SAANICH -- “We were just babies!” Monique laughs while showing me a photo of her 21-year-old self smiling next to a friend.

Monique seemed so happy in the picture, unaware that six months later she’d have lost track of how many days she’d been drinking.

“I remember being on the kitchen floor in a desperate state,” Monique says. “I called a friend in the middle of the night and she stayed with me.”

An act of kindness, Monique says, that changed her life. “I don’t know, if she hadn’t done that, if I’d be alive today.”

It began a journey towards sobriety that’s included seeking treatment, making amends, and considering misconceptions about kindness. “It seems like if I’m kind to myself or if I receive kindness then somehow I’m weak.”

Now, almost 30 years sober, Monique couldn’t be stronger and strives to practise kindness daily. She walks in the nearby woods, nourishing herself with the calm and serenity, and empowering herself to be kind to others.

“As human beings we need people,” Monique says, before laughing. “Like that great Kenny Rogers-Dolly Parton song!”

Cue the stars singing, “We rely on each other a-ha.”

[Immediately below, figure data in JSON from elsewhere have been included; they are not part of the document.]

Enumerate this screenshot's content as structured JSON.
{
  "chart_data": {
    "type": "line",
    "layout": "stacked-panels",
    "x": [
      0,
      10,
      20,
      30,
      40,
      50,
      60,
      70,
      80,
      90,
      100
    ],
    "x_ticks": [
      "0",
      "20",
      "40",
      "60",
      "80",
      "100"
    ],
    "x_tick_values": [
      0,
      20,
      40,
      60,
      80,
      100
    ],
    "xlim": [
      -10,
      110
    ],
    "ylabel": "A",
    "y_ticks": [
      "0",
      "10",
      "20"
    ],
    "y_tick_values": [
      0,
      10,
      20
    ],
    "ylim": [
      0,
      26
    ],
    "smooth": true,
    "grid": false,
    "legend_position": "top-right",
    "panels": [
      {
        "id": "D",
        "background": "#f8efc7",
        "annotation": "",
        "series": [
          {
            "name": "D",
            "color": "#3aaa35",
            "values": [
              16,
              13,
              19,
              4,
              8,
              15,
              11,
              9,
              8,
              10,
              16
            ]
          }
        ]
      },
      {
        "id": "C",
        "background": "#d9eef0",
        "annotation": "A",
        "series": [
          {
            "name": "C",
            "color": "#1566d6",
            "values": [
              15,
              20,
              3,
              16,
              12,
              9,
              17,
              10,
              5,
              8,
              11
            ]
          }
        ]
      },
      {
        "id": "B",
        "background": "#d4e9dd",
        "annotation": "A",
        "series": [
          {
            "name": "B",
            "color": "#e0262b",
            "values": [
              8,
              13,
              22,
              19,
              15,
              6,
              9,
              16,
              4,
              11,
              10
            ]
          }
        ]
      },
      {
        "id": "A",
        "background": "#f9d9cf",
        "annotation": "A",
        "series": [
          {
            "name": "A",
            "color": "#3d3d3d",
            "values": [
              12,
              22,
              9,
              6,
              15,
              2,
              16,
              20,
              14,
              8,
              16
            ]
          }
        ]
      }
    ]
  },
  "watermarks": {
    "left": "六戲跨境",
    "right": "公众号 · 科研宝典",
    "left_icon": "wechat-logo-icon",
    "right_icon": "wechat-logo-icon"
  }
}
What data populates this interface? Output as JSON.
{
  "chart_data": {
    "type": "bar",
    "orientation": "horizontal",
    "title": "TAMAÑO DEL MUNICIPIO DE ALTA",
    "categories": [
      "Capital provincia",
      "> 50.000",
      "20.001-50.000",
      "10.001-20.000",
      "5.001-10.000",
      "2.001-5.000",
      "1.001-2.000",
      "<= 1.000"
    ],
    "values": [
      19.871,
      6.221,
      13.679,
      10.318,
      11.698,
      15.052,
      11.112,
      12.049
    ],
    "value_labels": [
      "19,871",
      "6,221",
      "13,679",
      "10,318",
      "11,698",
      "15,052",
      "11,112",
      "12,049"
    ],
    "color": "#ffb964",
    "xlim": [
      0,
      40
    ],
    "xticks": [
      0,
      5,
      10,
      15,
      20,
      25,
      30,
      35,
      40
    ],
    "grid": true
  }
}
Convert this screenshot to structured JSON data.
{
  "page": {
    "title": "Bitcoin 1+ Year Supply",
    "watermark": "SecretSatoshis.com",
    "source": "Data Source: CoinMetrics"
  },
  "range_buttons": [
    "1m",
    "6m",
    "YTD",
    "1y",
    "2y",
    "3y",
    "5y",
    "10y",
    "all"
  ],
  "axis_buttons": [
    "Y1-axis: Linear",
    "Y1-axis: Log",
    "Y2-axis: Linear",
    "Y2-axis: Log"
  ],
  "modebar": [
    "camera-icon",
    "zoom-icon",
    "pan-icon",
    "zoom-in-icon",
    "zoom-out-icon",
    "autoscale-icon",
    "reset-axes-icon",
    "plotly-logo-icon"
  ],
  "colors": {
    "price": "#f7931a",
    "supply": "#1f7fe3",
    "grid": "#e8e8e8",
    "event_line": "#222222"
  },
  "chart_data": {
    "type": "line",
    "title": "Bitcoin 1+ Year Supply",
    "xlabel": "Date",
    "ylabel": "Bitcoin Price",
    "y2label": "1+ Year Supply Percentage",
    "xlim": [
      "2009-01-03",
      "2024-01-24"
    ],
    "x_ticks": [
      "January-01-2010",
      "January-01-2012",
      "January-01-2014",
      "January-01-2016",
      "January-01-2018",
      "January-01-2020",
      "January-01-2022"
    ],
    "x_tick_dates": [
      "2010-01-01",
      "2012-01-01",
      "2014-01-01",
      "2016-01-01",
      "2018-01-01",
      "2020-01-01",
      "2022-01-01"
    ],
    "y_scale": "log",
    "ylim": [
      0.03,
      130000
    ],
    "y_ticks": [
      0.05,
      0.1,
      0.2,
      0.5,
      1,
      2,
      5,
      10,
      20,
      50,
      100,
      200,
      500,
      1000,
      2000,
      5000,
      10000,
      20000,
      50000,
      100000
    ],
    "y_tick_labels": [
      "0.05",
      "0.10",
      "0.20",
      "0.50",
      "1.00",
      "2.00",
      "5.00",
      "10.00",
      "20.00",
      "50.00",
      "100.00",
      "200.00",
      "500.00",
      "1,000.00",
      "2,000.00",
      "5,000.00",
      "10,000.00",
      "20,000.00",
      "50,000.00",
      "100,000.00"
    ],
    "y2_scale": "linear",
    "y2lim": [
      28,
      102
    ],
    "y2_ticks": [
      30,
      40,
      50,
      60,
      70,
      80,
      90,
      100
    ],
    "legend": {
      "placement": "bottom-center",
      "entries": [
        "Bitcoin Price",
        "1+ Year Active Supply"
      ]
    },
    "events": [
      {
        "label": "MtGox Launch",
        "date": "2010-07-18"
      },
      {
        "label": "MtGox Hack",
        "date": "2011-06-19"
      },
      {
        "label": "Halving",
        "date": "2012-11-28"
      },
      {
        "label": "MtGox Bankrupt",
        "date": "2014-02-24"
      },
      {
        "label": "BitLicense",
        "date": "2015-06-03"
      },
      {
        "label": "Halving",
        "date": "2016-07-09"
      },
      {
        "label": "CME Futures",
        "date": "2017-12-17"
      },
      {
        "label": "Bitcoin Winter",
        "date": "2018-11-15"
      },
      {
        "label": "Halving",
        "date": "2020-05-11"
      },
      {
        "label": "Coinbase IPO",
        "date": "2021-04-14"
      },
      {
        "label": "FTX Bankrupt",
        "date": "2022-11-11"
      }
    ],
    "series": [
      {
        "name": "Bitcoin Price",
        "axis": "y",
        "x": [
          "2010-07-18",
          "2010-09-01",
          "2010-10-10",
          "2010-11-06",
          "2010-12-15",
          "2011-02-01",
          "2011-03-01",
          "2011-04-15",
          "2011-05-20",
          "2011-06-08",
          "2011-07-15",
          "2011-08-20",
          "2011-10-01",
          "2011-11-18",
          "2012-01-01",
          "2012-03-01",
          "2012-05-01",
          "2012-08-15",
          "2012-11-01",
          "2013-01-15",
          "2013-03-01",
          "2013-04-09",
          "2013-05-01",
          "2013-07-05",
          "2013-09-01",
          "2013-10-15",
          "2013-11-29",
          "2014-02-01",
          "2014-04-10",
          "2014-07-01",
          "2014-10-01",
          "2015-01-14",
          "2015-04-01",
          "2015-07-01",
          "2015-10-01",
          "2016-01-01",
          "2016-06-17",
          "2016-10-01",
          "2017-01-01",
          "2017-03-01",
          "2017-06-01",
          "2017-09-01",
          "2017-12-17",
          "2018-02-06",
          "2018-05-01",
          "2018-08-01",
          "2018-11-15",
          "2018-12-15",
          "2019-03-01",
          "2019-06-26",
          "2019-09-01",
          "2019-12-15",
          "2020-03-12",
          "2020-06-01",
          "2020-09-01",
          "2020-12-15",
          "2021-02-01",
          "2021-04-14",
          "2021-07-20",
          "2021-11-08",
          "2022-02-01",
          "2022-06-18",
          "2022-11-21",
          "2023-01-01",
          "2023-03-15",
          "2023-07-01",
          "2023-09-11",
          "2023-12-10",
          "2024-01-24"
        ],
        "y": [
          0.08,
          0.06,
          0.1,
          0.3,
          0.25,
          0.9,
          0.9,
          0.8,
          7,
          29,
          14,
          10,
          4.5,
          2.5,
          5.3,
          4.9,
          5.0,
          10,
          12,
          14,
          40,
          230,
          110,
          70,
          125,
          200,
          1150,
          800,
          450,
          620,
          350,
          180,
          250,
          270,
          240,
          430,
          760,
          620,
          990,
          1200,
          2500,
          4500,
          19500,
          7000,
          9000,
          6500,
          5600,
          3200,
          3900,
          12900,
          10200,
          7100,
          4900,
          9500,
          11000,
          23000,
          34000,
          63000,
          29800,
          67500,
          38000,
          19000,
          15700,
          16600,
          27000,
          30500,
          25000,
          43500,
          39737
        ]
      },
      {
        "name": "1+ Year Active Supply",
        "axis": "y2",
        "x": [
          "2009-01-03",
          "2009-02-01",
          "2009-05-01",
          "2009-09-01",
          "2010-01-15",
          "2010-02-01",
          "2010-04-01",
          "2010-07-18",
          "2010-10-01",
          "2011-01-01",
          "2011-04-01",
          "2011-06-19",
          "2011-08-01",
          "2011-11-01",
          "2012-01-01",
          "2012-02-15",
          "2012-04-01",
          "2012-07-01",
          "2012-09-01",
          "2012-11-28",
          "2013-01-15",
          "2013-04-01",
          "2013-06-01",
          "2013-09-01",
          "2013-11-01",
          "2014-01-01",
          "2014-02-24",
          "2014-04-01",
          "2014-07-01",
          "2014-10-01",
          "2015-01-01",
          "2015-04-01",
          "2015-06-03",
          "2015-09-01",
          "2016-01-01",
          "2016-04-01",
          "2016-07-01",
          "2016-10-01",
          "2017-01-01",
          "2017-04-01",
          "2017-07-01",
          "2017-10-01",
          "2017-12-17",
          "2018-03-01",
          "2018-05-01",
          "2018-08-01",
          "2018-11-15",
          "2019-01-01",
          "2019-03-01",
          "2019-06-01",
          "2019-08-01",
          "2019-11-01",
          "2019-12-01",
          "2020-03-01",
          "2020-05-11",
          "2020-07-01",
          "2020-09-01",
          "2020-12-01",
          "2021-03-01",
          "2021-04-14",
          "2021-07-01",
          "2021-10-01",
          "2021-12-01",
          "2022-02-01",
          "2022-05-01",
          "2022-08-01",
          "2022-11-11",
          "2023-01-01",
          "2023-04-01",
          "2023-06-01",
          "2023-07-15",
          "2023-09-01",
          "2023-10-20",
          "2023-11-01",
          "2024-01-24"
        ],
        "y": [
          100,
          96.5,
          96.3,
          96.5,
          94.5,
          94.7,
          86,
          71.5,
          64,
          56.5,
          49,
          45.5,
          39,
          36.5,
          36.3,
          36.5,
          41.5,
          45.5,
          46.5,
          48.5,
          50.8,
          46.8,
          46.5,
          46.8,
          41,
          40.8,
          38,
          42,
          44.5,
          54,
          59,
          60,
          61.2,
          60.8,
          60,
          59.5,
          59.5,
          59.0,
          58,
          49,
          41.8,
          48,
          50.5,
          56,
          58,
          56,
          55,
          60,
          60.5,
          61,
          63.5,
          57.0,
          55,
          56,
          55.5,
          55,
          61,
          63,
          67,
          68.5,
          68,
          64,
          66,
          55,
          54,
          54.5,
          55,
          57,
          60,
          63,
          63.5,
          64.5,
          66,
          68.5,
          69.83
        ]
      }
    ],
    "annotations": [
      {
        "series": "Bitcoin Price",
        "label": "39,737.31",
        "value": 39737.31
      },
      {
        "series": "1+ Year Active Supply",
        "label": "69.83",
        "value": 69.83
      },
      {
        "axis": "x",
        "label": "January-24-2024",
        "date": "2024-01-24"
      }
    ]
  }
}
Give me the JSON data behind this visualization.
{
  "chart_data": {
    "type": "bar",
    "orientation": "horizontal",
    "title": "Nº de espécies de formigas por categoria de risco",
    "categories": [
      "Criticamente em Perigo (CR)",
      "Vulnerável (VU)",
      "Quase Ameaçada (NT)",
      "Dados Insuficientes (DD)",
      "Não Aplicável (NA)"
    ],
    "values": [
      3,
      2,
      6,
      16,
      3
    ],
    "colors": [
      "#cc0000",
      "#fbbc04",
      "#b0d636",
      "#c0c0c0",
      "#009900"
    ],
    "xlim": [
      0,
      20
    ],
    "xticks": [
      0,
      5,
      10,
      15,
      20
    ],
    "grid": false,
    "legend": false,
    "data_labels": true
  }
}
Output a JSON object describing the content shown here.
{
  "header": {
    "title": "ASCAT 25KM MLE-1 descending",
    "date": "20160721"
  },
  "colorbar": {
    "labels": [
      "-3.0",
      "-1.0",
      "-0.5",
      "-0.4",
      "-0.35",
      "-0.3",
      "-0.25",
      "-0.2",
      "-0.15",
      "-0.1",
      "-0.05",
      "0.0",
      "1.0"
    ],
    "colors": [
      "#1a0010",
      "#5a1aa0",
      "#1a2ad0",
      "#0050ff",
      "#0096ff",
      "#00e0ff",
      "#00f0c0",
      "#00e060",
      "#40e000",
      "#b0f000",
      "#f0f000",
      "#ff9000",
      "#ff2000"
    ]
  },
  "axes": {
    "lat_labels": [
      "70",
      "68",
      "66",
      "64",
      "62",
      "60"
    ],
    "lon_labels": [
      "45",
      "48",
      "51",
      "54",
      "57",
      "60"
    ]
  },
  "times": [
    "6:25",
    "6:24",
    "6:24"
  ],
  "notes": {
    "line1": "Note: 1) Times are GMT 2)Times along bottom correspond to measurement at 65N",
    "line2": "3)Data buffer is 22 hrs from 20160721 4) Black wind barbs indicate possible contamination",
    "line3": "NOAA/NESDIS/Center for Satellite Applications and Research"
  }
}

It wasn’t hearing “Islands in the Stream” that made Monique suddenly wake up in the middle of the night two years ago. It was words rushing into her head like a stream.

“The words are coming so fast,” she recalls. “I capture them as fast as I can.”

Monique captured the words in the notes app on her phone, fearing they’d never return otherwise. The next morning she realized they were sentences about kindness.

“There’s been a couple of edits,” she says. “But it mostly is as it was.”

It’s now a book titled When We Are Kind. Monique Gray Smith’s words (supported by Nicole Neidhardt’s illustrations) encourage young readers to cultivate kindness in all aspects of their lives, and perhaps better their brain chemistry too.

“When we are kind, or receive kindness, our cortisol goes down and our dopamine goes up,” Monique says, explaining the actions of the stress and pleasure hormones.

“I don’t know about you, but there is a lot of stress in the world, a lot of cortisol. The more we can have our little citizens not feeling that, and feeling the good benefits of dopamine, then we are just different people in the world.”

People who learn how to be kind to themselves and others, Monique suggests. People who — when shown kindness like Monique was all those years ago — never stop finding creative ways to keep fostering it.